Natural field freeze-thaw process leads to different performances of soil amendments towards Cd immobilization and enrichment

Cadmium (Cd) soil pollution is a global issue affecting crop production and food safety. Remediation methods involving in-situ Cd immobilization have been developed, but their effectiveness can diminish under seasonal freeze-thaw aging processes. In this study, we assessed the field performance of four soil treatments at a seasonally frozen rice paddy.

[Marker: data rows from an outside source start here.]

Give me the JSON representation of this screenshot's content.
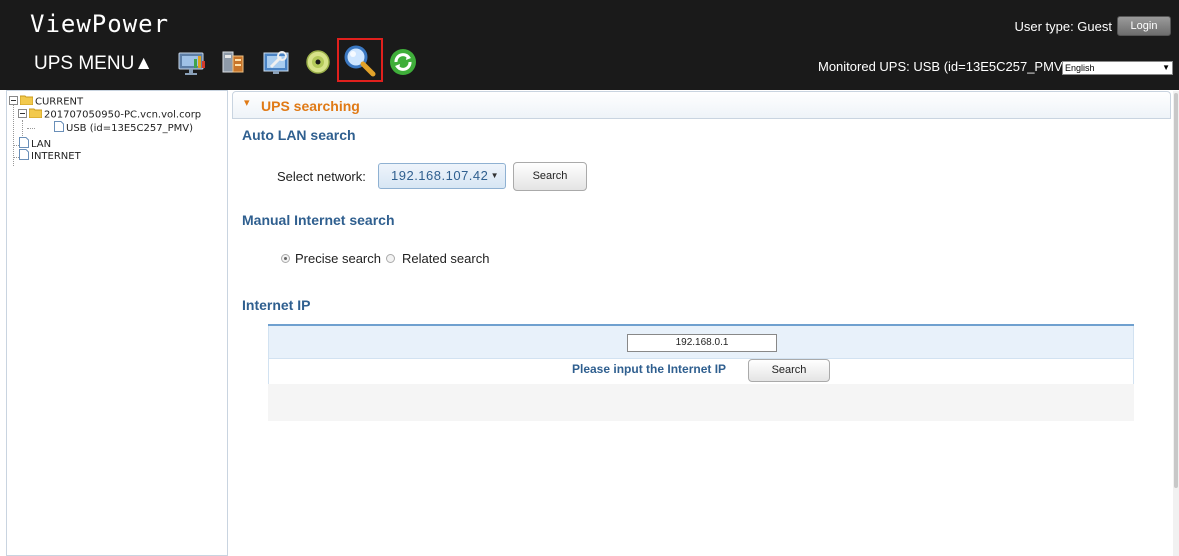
{
  "header": {
    "app_title": "ViewPower",
    "user_type": "User type: Guest",
    "login_label": "Login",
    "menu_label": "UPS MENU▲",
    "monitored_ups": "Monitored UPS: USB (id=13E5C257_PMV)",
    "language": "English",
    "menu_icons": [
      "monitor-chart-icon",
      "battery-config-icon",
      "tools-settings-icon",
      "cd-disc-icon",
      "search-magnifier-icon",
      "refresh-icon"
    ],
    "selected_icon": "search-magnifier-icon"
  },
  "tree": {
    "root": "CURRENT",
    "host": "201707050950-PC.vcn.vol.corp",
    "device": "USB (id=13E5C257_PMV)",
    "lan": "LAN",
    "internet": "INTERNET"
  },
  "panel": {
    "title": "UPS searching"
  },
  "auto_lan": {
    "title": "Auto LAN search",
    "select_label": "Select network:",
    "network_value": "192.168.107.42",
    "search_label": "Search"
  },
  "manual": {
    "title": "Manual Internet search",
    "option_precise": "Precise search",
    "option_related": "Related search",
    "selected": "Precise search"
  },
  "internet_ip": {
    "title": "Internet IP",
    "ip_value": "192.168.0.1",
    "prompt": "Please input the Internet IP",
    "search_label": "Search"
  },
  "colors": {
    "accent_orange": "#e07a16",
    "section_blue": "#2f5f8f",
    "header_bg": "#1a1a1a",
    "selection_red": "#e0201d"
  }
}
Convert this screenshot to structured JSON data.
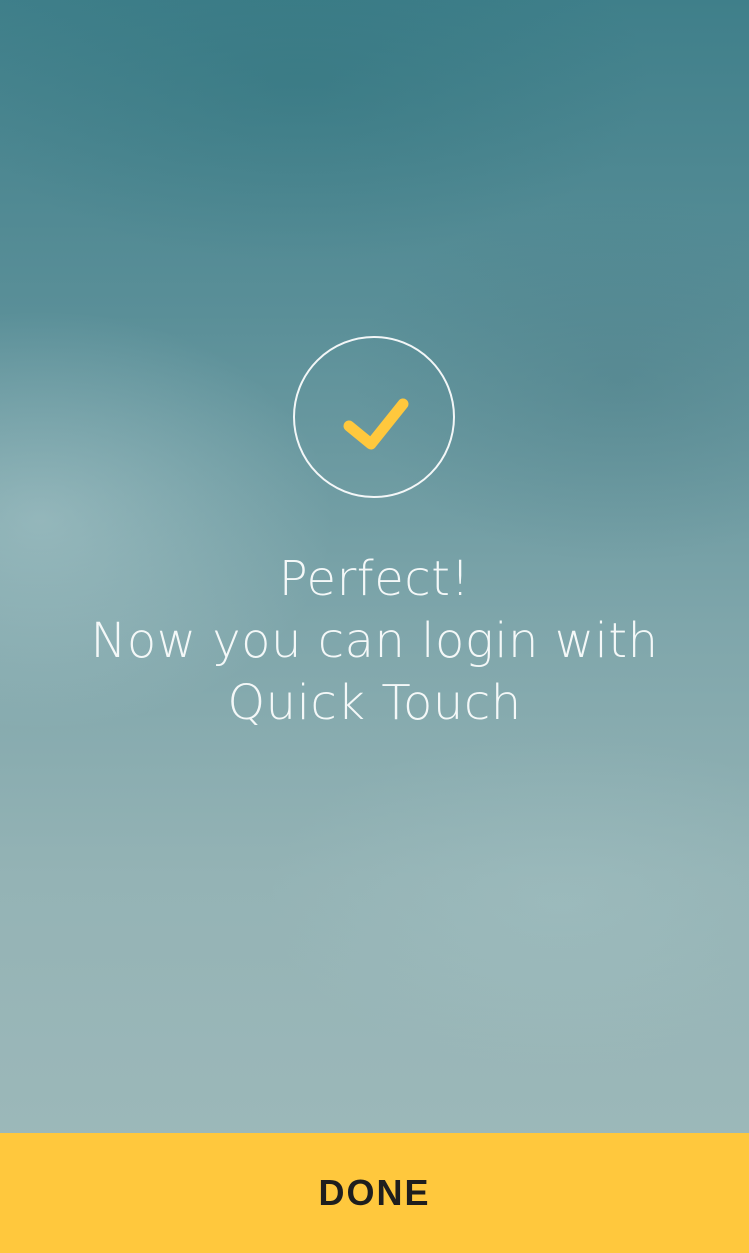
{
  "status": {
    "icon": "checkmark-icon",
    "check_color": "#ffc83d",
    "ring_color": "#ffffff"
  },
  "message": {
    "line1": "Perfect!",
    "line2": "Now you can login with",
    "line3": "Quick Touch"
  },
  "done_button": {
    "label": "DONE",
    "background": "#ffc83d"
  }
}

Amendments were applied at 2 wt%, including: (i) sepiolite (a 2:1 clay mineral), (ii) superphosphate, (iii) biochar (produced by rice husk at 500 °C for 2 h), and (iv) joint application of biochar & superphosphate (1:1 mixture by weight). Immobilization performance was determined as DTPA extractable Cd and plant uptake in various organs. Overall, the four treatments significantly reduced Cd bioavailability during the plant growth period, with average DTPA-extractable concentrations decreasing by 43%, 34%, 39% and 45% for the four treatments, respectively, relative to untreated soil (control). Rice grain yields from the superphosphate and the joint application treatments increased by 8.0% and 11.8%, respectively, and Cd accumulation within those grains reduced by 14.3% and 48.9%, respectively. During the winter non-growth period, freeze-thaw aging facilitated Cd mobilization, with DTPA-extractable Cd increasing by 16.9% in the control soil, relative to the initial period. However, this reduced to 10.9%, 14.4%, 7.6% and 5.0%, for the sepiolite, superphosphate, biochar and joint application treatments, respectively. Overall, the joint application of biochar and superphosphate provided the best performance in terms of both long-term Cd immobilization and rice production enhancement, offering a green remediation option for risk management at Cd contaminated rice paddies in seasonally frozen regions.